# Bucktails



## ketch69 (Jul 8, 2001)

A few jigs I tied up for flounder fishing this summer


----------



## SmoothLures (Feb 13, 2008)

Look great. Nothing I can add except make sure you coat the thread good; can't tell if you did or not.


----------



## kingchaser34 (Jan 20, 2009)

looks good i plan on making some myself i just gotta find the time


----------



## Ryan Y (Dec 1, 2005)

Yea, After the fiasco I just went to with supposedly a reputable Jig maker on another board, Im gonna start to do it myself. I cant believe the crap this A$$ sent me.


----------



## narfpoit (Jun 16, 2004)

Ryan Y said:


> Yea, After the fiasco I just went to with supposedly a reputable Jig maker on another board, Im gonna start to do it myself. I cant believe the crap this A$$ sent me.

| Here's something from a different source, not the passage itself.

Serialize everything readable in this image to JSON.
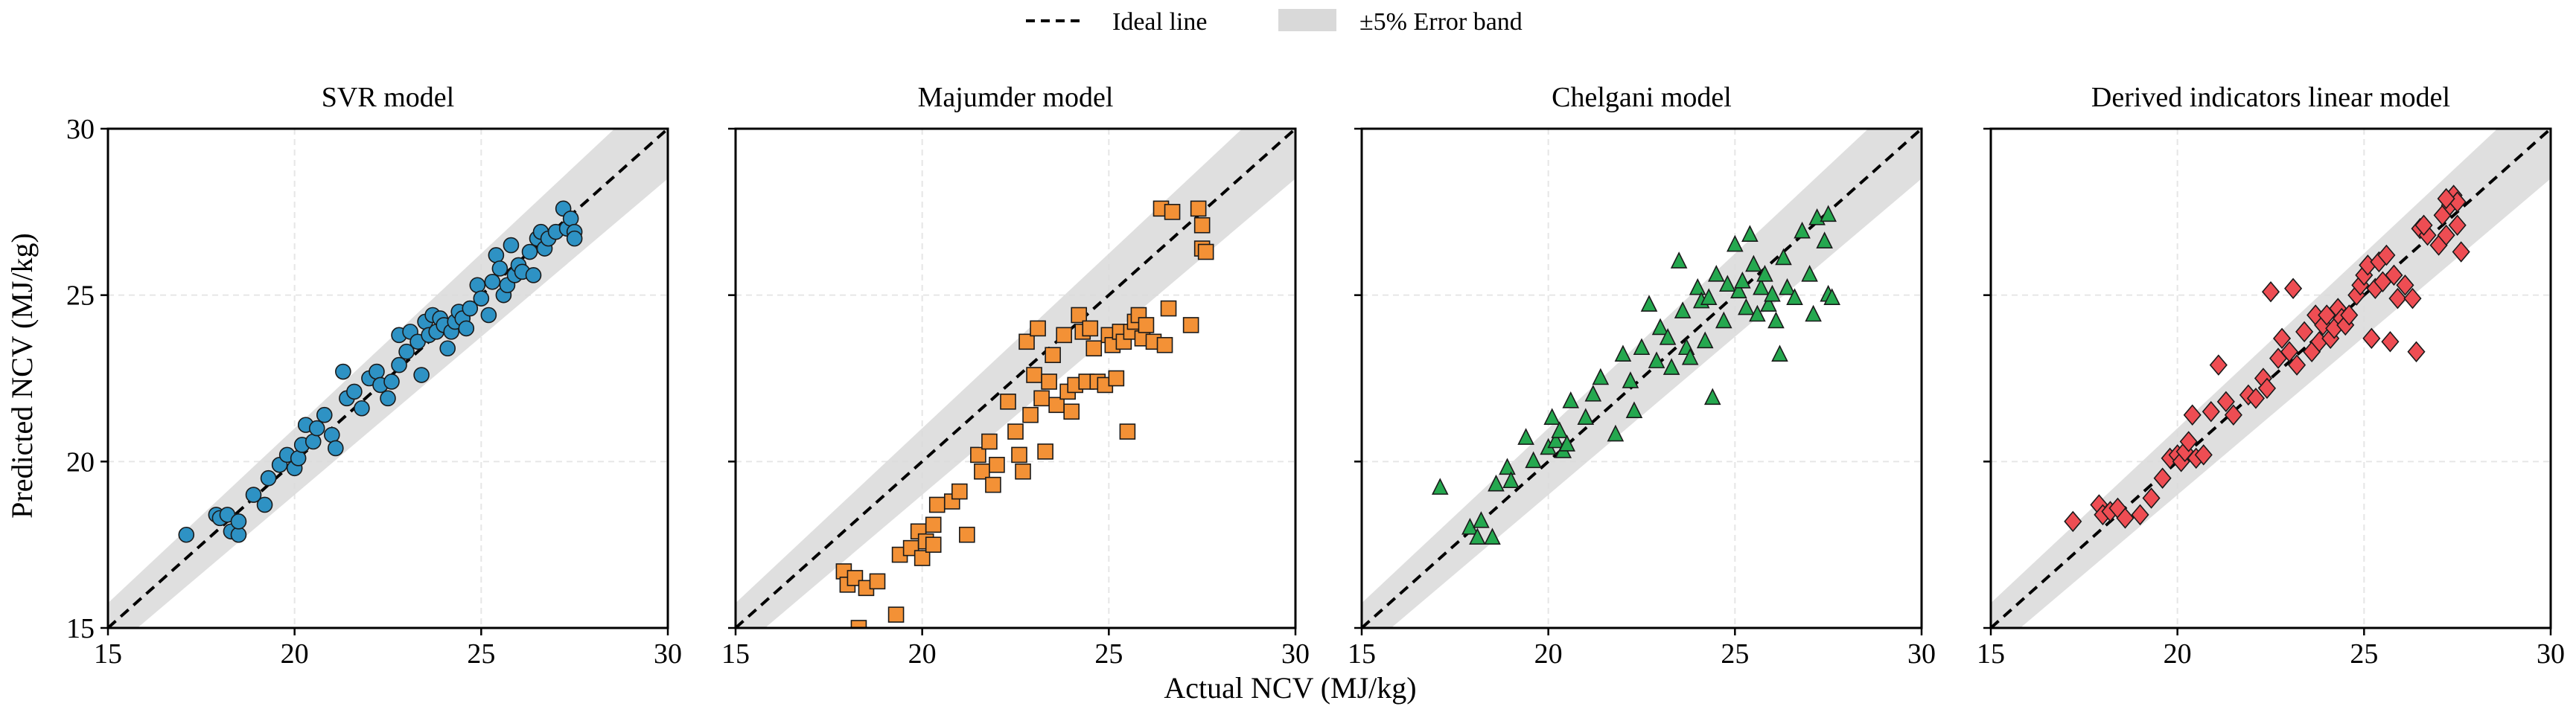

Well you should find tying Jigs much easier than building rods. You going to pour the heads too or have you found a good source for those yet. I just ordered the mold for the smaller ultra minnow style I think they just go up to 5/8oz. I am still trying to figure out what spro uses on there jigs to give that metalic finish. I have a few ideas but havent gotten to test thtem out yet.


----------



## Jackalopehunter (Mar 17, 2009)

just a thought, most auto sales stores have the small cans of spray paint for touch up that come in metallic colors if your wanting to go that route, also hobby stores for car models. just thought about it figured id mention it.


----------



## SmoothLures (Feb 13, 2008)

Metallic flakes mixed with a clear over coat of powder paint would be the way I'd go...


----------



## narfpoit (Jun 16, 2004)

I was thinking of trying this but a can of metalic paint might work since I always powder coat first I think it would stick. I just dont know if it will be as shiny as I want. I want it to look alomst like chrome. I think if I put down the silver leaf and then add a little color on top and clearcoat the whole thing it should look pretty sweet.


----------



## pipe (Nov 10, 2009)

These guys make the best chrome paint in the world.Not cheap but one rattle can of base,one of chrome and one of clear coat will give you a supply that will last for many lures.Make sure to follow the instructions explicitly especially the spraying with short dusting strokes.They often have a 1/2 price sale.
There are videos on Utube.

http://www.google.ca/url?sa=t&sourc...60Py_wafJsNF-U05Q&sig2=BqWYTBqUX8gex8pZI3e-VQ

John


----------



## RuddeDogg (Mar 20, 2004)

Nice work.


----------